A seleção iraniana de futebol está em uma situação crítica que pode levar ao seu afastamento da Copa do Mundo de 2026, marcada para ocorrer entre junho e julho, com sedes no Canadá, Estados Unidos e México. O ministro dos Esportes do Irã, Ahmad Doyanmali, afirmou que “não há condições” para o país participar do torneio, em meio a tensões geopolíticas e ataques realizados por Estados Unidos e Israel. A decisão de não competir pode resultar em severas punições por parte da FIFA, a entidade responsável pela organização do evento.
Possíveis punições da FIFA
Caso a seleção iraniana decida não participar do Mundial, a FIFA poderá considerar essa ação como uma retirada da competição. Isso desencadearia uma série de sanções administrativas e disciplinares contra a seleção e a Federação de Futebol do Irã. O advogado Cristiano Caús, especialista em direito esportivo, explicou que a FIFA pode aplicar multas, exigir a devolução de valores já recebidos e até mesmo excluir a federação de futuras competições. O regulamento da FIFA prevê que uma seleção que se retire até 30 dias antes do torneio está sujeita a uma multa mínima de 250 mil francos suíços (aproximadamente R$ 1,6 milhão), valor que aumenta para 500 mil francos suíços (cerca de R$ 3,2 milhões) caso a desistência ocorra em um prazo menor.
Regras de reembolso e força maior
Além das multas, a seleção que desistir deve reembolsar valores recebidos da FIFA para a preparação do time e outras verbas relacionadas ao torneio. Entretanto, existe uma cláusula no regulamento que permite a possibilidade de a seleção se livrar de sanções em situações de força maior, reconhecidas pela FIFA. Isso significa que, se a entidade considerar a guerra e os conflitos que envolvem o Irã como fatores relevantes, pode haver um tratamento diferenciado para a seleção iraniana.
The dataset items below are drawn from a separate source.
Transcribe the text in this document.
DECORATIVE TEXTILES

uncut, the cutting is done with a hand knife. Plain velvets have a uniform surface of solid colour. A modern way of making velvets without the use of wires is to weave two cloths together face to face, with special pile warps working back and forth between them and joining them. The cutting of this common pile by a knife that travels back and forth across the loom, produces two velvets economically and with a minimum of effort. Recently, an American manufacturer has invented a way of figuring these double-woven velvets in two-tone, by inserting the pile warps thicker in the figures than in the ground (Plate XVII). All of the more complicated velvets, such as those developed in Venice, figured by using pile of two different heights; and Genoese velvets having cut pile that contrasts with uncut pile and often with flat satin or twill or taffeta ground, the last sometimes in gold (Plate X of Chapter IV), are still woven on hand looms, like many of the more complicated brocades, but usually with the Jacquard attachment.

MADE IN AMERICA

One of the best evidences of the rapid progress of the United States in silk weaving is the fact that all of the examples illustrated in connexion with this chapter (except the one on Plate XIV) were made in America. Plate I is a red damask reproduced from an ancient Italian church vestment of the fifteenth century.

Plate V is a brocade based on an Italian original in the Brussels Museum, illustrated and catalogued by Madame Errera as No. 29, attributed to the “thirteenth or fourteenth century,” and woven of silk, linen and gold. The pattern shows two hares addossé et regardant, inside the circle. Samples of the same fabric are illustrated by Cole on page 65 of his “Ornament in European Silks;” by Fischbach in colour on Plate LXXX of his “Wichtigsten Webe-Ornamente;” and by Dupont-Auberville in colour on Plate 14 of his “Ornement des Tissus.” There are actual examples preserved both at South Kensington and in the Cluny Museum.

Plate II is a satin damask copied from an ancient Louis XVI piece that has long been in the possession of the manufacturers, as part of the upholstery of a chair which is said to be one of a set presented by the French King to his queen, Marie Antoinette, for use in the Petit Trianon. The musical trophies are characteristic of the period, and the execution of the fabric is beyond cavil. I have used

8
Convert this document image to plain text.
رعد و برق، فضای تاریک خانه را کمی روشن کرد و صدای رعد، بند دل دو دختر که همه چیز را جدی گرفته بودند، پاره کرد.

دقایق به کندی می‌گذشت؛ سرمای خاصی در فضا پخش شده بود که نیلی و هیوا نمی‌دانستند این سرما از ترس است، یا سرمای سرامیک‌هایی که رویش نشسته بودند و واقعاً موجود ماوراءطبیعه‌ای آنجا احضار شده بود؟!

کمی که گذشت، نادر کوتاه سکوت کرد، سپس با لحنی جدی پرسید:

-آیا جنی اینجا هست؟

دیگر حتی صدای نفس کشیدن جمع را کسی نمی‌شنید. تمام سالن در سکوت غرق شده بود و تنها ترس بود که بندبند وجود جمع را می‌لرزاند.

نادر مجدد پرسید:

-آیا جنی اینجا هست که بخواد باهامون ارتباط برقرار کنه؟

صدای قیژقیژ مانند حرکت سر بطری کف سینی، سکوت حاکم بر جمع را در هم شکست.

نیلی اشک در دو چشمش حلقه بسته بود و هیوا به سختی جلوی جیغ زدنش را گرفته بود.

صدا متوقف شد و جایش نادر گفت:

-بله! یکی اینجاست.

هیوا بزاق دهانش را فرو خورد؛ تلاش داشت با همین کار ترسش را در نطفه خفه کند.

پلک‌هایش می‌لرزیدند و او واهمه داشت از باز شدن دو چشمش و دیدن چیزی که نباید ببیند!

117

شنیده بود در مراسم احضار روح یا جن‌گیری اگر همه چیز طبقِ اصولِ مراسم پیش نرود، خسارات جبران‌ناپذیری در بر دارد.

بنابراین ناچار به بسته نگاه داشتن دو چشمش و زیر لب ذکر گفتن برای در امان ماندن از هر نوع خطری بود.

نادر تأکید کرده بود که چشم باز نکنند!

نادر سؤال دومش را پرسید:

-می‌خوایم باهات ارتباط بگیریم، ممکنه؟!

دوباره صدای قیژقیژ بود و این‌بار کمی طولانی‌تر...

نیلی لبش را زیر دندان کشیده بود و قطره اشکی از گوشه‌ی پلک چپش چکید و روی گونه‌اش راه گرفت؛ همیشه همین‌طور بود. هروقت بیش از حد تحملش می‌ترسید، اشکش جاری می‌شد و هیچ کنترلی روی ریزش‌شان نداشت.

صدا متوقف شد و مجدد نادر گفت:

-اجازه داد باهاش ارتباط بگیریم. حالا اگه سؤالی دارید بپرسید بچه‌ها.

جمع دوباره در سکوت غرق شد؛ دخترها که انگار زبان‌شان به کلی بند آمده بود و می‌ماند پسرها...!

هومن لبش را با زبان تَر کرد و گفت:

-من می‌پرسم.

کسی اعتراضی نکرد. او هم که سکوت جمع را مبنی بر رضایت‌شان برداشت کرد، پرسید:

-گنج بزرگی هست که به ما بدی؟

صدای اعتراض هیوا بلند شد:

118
Possíveis substituições e implicações
O regulamento da Copa do Mundo de 2026 não especifica claramente os critérios de substituição de uma seleção que se retira. Caso o Irã desista, a FIFA tem a prerrogativa de decidir se manterá o grupo G com apenas três seleções ou convidará outra nação para ocupar a vaga deixada. A seleção iraquiana, que está em processo de repescagem mundial, é uma das opções, enquanto os Emirados Árabes Unidos também podem ser considerados, dependendo do desempenho nas Eliminatórias.
Cenário político e reações
Além das implicações esportivas, o clima político em torno do Irã tem gerado reações diversas. O ex-presidente dos Estados Unidos, Donald Trump, comentou a situação afirmando que não se importava com a participação do Irã no torneio, enquanto a FIFA, através de seu presidente Gianni Infantino, destacou que a seleção iraniana estava bem-vinda para competir. Esse contraste nas declarações evidencia a complexidade do cenário, onde o esporte e a política se entrelaçam.
Próximos jogos e desafios
Se a seleção iraniana decidir seguir em frente, tem jogos programados contra a Nova Zelândia e Bélgica em Inglewood, na Califórnia, em 15 e 21 de junho, e contra o Egito em Seattle, Washington, no dia 26 de junho. A situação atual, marcada pela instabilidade política e militar, pode impactar diretamente a preparação e a participação da equipe no mundial, que seria a sua quarta Copa consecutiva. A decisão final ainda não foi anunciada, mas as consequências de uma possível retirada são significativas.
A situação do Irã na Copa do Mundo de 2026 exemplifica o impacto que questões políticas podem ter no esporte. As sanções potenciais, somadas à complexidade das relações internacionais, colocam a seleção em um dilema que afeta não apenas os atletas, mas todo o contexto esportivo e social do país. A FIFA, por sua vez, terá que lidar com um caso inédito que poderá moldar precedentes futuros em situações similares.